Rambus Inc is Officially a Small-Cap Stock

Who would have guessed? The technology giant recently lost an antitrust lawsuit, in which it accused Micron Technologies MU and Hynix of colluding with each other to fix memory chip prices. Rambus accused the companies of collusion to dissuade consumer from purchasing Rambus' products. While Rambus stood to win over $1 billion if the jury voted in its favor, it lost the trial.

The stock market was clearly displeased with the stock, as high activity caused the stock to halt. After the halt ended, the stock proceeded to drop almost 75%, ultimately closing down 60% for the day. Based on the verdict, it is clear that the jury as well as traders believe that Rambus' shortcomings are a result of one thing only: a lack of quality.

Interestingly, Rambus has filed suit against competitors since its inception in 1990. In fact, it filed a lawsuit against Samsung, ultimately settling for about $900 million. In any event, this particular lawsuit appears to have disgruntled investors to the point that it has gained the dreaded small-cap status.

What can Rambus do now? The company could direct its focus in one of two directions. It could either ramp up in-house research and development expenses. However, it appears to have taken this approach since 2009. For example, R&D totaled to $67 million in 2009, $93 million in 2010, and $105 in the trailing twelve months.

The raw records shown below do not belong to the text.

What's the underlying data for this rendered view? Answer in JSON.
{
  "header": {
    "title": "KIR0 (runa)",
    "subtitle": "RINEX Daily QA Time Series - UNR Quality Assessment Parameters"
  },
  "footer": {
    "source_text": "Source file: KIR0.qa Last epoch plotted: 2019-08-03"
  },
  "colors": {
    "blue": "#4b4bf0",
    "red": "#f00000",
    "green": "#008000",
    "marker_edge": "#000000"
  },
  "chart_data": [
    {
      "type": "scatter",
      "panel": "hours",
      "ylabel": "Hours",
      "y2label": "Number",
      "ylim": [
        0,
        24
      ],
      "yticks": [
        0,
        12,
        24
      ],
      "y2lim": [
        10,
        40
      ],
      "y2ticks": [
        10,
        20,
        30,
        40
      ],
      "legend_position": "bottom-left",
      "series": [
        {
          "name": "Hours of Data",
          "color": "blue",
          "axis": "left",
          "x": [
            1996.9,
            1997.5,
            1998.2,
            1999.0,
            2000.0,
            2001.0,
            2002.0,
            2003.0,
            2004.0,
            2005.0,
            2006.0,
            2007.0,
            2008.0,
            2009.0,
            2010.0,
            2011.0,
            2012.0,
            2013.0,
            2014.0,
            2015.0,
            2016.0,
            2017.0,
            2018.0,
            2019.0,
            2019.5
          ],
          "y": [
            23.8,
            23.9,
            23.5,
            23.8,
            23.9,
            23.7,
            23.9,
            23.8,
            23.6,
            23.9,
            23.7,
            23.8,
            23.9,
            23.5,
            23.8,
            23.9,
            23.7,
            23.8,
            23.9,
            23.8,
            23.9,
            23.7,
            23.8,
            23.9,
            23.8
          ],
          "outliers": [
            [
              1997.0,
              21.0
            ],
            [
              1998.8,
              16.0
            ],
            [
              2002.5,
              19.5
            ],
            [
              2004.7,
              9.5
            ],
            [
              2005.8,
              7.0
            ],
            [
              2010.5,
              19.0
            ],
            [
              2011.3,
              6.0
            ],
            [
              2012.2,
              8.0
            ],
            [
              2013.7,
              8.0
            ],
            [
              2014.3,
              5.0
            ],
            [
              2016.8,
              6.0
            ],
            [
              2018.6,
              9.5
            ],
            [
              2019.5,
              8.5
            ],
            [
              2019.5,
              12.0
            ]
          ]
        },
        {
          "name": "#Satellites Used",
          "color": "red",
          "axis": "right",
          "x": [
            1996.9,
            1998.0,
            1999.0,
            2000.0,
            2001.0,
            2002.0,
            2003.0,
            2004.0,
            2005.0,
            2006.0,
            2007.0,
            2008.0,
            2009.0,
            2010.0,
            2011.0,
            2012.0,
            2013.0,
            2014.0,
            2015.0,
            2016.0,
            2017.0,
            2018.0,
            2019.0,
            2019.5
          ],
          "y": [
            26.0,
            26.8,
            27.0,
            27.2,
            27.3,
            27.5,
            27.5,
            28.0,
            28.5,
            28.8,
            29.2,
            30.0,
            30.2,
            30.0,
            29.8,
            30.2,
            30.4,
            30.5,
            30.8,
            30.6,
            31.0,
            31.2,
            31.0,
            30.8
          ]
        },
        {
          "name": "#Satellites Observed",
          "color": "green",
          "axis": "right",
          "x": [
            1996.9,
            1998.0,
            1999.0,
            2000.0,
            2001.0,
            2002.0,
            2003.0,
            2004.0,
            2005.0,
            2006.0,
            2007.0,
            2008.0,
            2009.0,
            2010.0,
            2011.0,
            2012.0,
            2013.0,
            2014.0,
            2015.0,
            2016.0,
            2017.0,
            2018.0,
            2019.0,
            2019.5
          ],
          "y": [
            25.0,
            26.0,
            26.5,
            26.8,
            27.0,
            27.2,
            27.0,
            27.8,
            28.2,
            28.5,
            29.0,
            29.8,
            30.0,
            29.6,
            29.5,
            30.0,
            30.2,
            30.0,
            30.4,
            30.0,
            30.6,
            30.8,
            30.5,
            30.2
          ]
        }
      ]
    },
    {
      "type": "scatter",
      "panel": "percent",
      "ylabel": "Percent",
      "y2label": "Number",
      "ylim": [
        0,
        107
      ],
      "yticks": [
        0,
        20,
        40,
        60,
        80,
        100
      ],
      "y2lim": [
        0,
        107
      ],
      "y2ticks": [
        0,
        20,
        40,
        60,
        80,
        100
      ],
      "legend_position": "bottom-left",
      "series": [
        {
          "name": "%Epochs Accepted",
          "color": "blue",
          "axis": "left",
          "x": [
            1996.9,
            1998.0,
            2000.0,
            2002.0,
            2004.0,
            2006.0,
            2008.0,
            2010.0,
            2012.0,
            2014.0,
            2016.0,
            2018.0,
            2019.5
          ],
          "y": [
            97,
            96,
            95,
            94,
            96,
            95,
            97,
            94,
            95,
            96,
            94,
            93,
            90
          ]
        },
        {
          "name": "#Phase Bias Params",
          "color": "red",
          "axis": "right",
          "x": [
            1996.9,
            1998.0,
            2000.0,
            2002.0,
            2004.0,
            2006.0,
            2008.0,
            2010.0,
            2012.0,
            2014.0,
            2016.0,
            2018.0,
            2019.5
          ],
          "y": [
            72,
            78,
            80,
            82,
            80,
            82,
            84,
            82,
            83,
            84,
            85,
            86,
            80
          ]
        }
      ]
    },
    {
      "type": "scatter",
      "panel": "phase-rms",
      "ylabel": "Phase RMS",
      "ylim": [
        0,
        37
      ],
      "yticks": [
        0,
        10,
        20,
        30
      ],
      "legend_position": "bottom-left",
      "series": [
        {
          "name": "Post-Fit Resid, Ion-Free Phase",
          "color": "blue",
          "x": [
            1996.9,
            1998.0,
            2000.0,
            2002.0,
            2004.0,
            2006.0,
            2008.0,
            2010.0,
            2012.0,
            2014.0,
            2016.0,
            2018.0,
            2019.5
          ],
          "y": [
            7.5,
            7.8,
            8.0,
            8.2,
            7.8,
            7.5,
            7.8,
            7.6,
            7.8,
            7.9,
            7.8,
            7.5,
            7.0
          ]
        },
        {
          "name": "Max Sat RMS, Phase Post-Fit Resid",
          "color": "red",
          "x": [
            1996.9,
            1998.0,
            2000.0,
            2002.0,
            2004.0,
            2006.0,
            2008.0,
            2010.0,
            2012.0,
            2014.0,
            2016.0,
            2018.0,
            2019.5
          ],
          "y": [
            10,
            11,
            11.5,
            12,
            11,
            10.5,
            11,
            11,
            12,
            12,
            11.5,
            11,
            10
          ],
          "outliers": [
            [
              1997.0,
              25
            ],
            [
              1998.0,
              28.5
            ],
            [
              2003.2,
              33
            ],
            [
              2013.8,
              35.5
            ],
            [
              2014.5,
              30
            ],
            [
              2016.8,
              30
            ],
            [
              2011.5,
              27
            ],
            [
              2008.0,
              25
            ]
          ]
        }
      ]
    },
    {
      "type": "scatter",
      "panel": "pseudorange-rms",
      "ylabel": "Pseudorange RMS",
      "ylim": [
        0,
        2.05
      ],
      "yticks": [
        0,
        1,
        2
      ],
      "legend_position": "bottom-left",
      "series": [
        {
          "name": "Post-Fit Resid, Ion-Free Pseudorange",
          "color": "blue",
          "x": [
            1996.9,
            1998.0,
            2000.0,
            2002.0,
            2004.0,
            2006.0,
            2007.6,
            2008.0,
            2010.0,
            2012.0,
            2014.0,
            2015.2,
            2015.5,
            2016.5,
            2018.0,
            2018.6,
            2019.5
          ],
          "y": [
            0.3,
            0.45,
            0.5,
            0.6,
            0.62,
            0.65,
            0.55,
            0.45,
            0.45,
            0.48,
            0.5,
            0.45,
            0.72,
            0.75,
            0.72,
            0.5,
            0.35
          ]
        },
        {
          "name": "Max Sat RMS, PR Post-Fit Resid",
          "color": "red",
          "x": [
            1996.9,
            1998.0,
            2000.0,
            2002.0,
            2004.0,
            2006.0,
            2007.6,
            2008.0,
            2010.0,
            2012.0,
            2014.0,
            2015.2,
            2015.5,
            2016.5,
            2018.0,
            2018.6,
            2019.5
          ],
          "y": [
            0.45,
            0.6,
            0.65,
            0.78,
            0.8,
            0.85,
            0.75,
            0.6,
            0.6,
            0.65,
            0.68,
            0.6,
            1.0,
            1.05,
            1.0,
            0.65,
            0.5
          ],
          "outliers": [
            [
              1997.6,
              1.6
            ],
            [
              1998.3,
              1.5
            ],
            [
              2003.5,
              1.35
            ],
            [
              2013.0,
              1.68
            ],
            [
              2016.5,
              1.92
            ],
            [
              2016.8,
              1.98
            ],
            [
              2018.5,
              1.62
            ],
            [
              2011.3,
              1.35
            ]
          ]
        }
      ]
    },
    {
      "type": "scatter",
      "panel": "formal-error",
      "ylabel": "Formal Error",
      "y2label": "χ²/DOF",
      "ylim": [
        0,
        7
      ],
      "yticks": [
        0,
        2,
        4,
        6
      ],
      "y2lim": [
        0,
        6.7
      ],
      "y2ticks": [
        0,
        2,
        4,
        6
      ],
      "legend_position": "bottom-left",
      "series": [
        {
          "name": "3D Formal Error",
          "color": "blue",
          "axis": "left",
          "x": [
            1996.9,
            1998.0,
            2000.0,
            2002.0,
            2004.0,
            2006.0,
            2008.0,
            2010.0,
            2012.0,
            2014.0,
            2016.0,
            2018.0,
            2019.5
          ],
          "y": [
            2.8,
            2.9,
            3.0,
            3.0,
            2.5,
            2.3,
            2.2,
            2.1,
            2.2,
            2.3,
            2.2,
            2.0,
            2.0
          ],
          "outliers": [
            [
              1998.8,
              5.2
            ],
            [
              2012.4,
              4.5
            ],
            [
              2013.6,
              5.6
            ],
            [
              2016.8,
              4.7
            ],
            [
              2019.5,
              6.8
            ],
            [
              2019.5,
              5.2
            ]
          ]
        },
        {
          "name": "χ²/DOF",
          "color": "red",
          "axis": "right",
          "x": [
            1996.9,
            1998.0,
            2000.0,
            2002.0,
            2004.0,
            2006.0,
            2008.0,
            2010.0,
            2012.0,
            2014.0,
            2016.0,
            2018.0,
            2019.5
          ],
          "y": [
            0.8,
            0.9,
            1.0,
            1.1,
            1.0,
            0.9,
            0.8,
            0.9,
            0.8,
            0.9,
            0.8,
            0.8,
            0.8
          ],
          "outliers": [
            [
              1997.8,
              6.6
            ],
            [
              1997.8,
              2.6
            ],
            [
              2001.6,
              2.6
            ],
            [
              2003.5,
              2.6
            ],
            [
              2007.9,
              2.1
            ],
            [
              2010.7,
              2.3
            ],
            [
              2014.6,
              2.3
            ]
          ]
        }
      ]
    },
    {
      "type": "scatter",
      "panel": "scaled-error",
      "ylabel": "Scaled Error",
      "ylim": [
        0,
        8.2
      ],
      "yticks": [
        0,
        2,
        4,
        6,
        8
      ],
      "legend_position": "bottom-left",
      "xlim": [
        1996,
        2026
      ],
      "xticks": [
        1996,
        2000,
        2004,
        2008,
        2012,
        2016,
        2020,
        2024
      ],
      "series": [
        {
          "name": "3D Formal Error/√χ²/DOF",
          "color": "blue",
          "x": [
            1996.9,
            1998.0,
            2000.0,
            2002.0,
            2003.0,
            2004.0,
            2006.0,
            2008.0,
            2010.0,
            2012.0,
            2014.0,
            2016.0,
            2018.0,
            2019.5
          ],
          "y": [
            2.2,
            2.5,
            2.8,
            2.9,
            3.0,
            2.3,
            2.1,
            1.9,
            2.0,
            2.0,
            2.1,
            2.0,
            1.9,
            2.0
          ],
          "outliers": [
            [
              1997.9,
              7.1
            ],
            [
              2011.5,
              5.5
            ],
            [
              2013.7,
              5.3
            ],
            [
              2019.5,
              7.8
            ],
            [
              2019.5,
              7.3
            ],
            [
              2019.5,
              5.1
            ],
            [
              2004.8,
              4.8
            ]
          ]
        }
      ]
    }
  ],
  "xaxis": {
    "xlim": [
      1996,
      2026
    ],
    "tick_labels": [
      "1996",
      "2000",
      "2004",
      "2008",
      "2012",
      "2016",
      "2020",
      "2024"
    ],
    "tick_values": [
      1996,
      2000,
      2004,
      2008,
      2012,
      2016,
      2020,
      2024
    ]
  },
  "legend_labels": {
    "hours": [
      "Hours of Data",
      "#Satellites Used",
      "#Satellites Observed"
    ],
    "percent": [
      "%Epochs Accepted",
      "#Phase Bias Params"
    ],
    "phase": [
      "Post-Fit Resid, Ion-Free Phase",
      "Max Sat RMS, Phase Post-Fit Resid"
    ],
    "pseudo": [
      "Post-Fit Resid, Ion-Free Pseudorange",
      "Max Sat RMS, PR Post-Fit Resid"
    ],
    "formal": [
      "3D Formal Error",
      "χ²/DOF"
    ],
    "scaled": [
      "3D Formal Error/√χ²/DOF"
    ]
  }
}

Rambus may also consider purchasing other companies' intellectual property, whether it outright purchases them or signs licensing agreements. This may be an interesting avenue for the tech company, although it appears to have been increasingly going this route. In 2009, it spent $3 million on intangible assets, which in this case is IP assets, and spent $8 million in 2010. It definitely appears the numbers are insignificant compared to in-house R&D expenses, so Rambus may want to consider pushing forward with this strategy for the future.

In various notes by equity research analysts and other critics, Rambus' product quality has repeatedly come under fire. If the company believes in its products and considers these outside claims to be facetious, it may consider increasing its marketing budget. In corporate finance, wheeling and dealing is the way to get things done. Rambus may want to do the same thing to get more deals and generate more revenue, without boosting expenses on R&D and asset purchases.

No one knows what Rambus will do going into the future. The one thing we do though is that the company's management is scrambling to figure out how to appease investors. Management will definitely want to prevent a situation comparable to Dendreon's DNDN stock price, which dropped over 75% after releasing poor FDA trial data and has yet to recover. Whatever it decides to do, it will have to revamp its public image and provide products that its consumer demographic will buy.

ACTION ITEMS:

Bullish View:
Traders who believe that Rambus is an appropriate long investment might want to consider the following trades:
  • Traders may have overreacted to the legal news: Rambus did not really lose any money, they simply lost on allegations against other companies.
  • Rambus' revenues have increased steadily over the last several years, indicating increased consumer confidence in its products.
  • It has room to improve its operations if it turns out that its current product suite is not up to par.
Bearish:
Traders who believe that Rambus is more suited for a short play may consider an alternate position:
  • The loss in court signifies that factors like poor marketing and poor product quality are causes for its financial problems.
  • Multiple equity research analysts released negative notes about Rambus following the court ruling, citing Rambus itself for being the cause of its problems.
  • Rambus' quarterly releases in 2011 points to a devastating performance compared to 2010 numbers.